Après le vote du PLFSS qui va encore voir le monde du travail se faire racketter, arrive le moment de voter le budget du pays. Au niveau de la fonction publique, la CGT Finances Publiques Paris souhaite faire un point sur les conséquences concrètes du décrochage de la valeur du point d’indice par rapport à l’inflation depuis 25 ans, blocage qui va sans doute être reconduit.
Pour un collègue touchant 2 000 € par mois, la perte est de 640 €, pour un autre touchant 2 500 €, elle s’élève à 800.

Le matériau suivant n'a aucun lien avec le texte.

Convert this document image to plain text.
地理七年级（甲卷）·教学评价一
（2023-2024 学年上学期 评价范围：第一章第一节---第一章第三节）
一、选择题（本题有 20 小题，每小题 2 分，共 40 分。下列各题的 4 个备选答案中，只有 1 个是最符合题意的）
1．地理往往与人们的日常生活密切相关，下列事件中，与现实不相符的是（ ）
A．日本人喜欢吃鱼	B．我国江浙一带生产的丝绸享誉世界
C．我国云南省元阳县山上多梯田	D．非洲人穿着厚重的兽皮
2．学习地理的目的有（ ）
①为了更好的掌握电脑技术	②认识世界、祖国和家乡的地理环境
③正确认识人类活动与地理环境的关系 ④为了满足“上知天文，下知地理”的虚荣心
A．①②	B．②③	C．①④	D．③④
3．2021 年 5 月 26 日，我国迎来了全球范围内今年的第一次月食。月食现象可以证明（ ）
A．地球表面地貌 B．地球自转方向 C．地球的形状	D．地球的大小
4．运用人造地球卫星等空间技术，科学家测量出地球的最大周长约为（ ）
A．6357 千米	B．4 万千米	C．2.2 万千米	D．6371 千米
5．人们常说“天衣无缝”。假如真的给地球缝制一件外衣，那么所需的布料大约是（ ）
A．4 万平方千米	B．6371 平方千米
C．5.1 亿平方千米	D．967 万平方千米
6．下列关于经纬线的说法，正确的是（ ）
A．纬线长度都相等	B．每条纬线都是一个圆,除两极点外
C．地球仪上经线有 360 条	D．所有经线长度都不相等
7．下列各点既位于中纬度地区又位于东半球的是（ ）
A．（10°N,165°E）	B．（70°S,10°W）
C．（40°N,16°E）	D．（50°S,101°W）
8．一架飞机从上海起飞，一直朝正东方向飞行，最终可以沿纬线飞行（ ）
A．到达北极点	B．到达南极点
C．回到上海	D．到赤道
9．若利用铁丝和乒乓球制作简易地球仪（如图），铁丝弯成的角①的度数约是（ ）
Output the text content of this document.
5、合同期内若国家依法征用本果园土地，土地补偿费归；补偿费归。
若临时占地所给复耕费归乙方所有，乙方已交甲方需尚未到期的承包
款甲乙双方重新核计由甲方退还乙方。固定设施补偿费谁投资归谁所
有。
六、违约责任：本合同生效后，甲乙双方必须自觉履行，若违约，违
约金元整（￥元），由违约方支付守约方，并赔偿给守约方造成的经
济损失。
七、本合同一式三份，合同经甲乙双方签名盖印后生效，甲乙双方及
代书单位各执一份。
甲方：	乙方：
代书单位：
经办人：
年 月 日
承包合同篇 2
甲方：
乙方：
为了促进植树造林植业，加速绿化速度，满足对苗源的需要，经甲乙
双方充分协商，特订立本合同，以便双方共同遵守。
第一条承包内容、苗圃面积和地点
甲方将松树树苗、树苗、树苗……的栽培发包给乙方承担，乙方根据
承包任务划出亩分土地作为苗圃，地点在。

Ce véritable vol social constitue un déclassement des agents et agentes de la DGFIP. C’est aussi un élément de la dégradation de nos conditions de travail dans une période où vous détruisez tout, notre réseau comme l’exercice de nos missions.
Cerise sur le gâteau, cette visite pathétique de votre directrice générale venue en grande pompe (à vélo) inaugurer le nouveau hall d’accueil de Paganini alors qu’elle nous prive (complice de la loi de finances qui va sans doute dégrader encore plus la situation) des moyens pour assurer un véritable accueil des usager·e·s. Cette dernière n’a pas tardé à montrer son vrai visage : après s’être désolée que nous refusions cet « énorme » échange de 30 minutes pour 5 organisations syndicales, elle a exprimé le fond de sa pensée : « J’ai un métier, moi, et ce n’est pas de manifester. ». Finalement, cela prouve bien qu’à la DGFIP, qu’il soit national ou local, le « dialogue social » n’est qu’un alibi.
Horaires variables SIP 18ème
Concernant les horaires variables, la CGT tient à rappeler sa position à savoir qu’elle valide le choix fait par les collègues.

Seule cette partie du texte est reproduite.